AlphaFold also provides confidence scores, pLDDT (predicted Local Distance Difference Test), for each part of its prediction, on a scale from zero to one hundred. Regions above ninety are predicted with high confidence and typically reliable for detailed structural analysis. Regions below fifty often correspond to genuinely disordered parts of the protein that do not adopt a fixed structure. This transparency tells researchers not just what AlphaFold thinks the structure is, but how much to trust each part of the prediction.
4.3: AlphaFold 3 and Beyond
In May 2024, DeepMind unveiled AlphaFold 3, extending beyond single protein chains to predict how proteins interact with DNA, RNA, small molecules, and other proteins. The architecture shifted from the Evoformer to a diffusion-based model, the same class of generative AI used in image generators like DALL-E, but operating in three-dimensional molecular space. AlphaFold 3 can predict the structure of an entire molecular complex: a protein bound to a drug molecule, a transcription factor wrapped around DNA. For drug design, where understanding how a molecule fits into a protein's binding pocket is the central challenge, this has immediate practical value.
In October 2024, the Nobel Prize in Chemistry was awarded jointly to Demis Hassabis and John Jumper of DeepMind for AlphaFold, shared with David Baker of the University of Washington for computational protein design. The AlphaFold Protein Structure Database now contains predicted structures for more than two hundred million proteins, every protein from every organism whose genome has been sequenced, compared to roughly two hundred thousand structures determined by experiment over fifty-plus years.
4.4: What AlphaFold Meant for Rosie
For Conyngham, AlphaFold was the tool that made the leap from "list of mutations" to "vaccine design" possible. Once he had Rosie's mutation list, he needed to know what the corresponding mutated proteins looked like in three dimensions. Which parts were exposed on the surface, where the immune system could see them? How did the mutated region sit relative to the rest of the protein? Would the neoantigen peptide fold so that MHC molecules could grab and display it? Five years earlier, answering these questions would have required months of experimental lab work or simply gone unanswered. AlphaFold answered them computationally.
The AlphaFold Server is free. Anyone can submit a protein sequence and receive a predicted structure within minutes. ColabFold, a community-built implementation, runs on free Google Colab GPUs, so you do not even need your own hardware. Nobel Prize-winning technology, available to anyone with a web browser.

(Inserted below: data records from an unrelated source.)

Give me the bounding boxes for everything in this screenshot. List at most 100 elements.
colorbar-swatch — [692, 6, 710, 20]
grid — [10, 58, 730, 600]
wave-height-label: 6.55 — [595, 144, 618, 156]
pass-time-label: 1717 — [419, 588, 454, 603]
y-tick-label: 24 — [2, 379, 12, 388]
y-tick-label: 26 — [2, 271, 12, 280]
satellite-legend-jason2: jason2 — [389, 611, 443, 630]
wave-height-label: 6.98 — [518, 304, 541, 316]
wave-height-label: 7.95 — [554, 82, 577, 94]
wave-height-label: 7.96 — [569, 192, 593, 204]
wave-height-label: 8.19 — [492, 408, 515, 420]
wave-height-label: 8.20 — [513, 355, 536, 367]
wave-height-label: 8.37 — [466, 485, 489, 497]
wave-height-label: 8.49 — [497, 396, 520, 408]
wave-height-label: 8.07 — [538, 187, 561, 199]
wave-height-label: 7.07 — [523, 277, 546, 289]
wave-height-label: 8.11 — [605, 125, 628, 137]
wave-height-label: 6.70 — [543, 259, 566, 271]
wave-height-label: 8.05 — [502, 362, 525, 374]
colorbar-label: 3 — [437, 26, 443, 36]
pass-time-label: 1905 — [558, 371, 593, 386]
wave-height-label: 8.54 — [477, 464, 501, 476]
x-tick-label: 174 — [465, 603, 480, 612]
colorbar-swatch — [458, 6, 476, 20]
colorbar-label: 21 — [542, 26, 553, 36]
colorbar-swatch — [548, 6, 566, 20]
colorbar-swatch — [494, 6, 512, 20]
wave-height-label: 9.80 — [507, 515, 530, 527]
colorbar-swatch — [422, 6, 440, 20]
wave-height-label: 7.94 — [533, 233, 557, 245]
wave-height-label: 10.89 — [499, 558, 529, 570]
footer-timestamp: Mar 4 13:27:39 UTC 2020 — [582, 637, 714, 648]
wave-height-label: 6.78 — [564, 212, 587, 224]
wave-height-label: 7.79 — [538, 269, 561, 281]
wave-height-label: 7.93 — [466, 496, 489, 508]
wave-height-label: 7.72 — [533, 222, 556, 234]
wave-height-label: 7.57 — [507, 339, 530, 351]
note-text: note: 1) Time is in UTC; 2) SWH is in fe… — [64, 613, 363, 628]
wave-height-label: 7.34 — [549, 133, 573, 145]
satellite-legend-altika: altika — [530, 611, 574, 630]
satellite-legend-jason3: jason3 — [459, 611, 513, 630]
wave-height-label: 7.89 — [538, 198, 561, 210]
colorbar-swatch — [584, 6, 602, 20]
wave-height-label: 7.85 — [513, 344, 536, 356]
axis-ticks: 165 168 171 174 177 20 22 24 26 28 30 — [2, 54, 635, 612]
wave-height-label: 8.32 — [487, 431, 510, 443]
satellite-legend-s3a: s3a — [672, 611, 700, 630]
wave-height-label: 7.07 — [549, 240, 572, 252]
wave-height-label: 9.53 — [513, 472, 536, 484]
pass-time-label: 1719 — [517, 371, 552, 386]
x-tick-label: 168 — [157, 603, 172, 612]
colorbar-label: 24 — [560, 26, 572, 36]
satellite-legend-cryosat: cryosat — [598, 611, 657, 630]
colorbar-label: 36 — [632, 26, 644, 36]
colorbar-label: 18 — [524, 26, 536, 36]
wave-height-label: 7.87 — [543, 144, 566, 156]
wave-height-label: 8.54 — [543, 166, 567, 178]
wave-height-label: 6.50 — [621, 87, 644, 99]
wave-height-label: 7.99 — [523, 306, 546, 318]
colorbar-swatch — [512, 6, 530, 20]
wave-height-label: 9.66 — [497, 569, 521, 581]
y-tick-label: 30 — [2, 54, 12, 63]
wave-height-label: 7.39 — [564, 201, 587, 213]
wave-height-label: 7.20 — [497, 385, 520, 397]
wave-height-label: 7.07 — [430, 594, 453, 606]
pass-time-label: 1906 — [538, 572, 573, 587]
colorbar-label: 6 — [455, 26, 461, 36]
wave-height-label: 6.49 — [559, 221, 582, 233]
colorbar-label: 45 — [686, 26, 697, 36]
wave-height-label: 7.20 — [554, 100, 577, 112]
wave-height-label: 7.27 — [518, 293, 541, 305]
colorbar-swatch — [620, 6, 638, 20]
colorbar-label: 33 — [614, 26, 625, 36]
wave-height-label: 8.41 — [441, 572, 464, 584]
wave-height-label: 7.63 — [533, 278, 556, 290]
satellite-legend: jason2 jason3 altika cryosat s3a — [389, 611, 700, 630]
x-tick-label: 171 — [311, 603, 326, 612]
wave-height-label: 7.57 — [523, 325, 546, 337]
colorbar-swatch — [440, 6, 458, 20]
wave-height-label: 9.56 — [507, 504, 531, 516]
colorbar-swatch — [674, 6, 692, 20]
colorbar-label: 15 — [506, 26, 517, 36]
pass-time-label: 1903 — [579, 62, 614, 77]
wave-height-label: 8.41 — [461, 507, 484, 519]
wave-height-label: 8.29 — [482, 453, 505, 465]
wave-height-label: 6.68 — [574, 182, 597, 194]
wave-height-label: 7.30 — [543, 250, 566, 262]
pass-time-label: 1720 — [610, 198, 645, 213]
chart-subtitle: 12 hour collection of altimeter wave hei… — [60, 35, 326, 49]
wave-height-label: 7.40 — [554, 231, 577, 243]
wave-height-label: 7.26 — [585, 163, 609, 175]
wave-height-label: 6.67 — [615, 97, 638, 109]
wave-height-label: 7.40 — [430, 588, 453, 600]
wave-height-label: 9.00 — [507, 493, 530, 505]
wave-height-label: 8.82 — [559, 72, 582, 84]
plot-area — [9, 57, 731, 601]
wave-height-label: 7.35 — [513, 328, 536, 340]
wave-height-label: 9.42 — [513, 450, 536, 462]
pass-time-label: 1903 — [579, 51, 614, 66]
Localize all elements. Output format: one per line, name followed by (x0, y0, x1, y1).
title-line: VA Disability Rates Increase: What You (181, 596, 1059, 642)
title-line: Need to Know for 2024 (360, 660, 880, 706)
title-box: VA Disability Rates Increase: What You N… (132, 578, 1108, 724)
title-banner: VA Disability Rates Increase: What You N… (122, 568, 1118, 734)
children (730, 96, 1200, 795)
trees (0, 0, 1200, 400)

Conyngham used these tools to model the mutated proteins, visualize where neoantigens would sit on the protein surface, and make informed decisions about which targets to include in the vaccine.
Key Takeaways
- AlphaFold solved the 50-year protein folding problem at CASP14 in 2020 with GDT scores above 90 — equivalent to experimental accuracy.
- pLDDT scores tell you how confident AlphaFold is in each part of the predicted structure — critical for vaccine target assessment.
- AlphaFold 3 extends to protein–DNA, protein–small molecule, and molecular complex prediction — opening drug design applications.
- The AlphaFold Protein Structure Database contains predicted structures for ~200 million proteins — freely available to any researcher.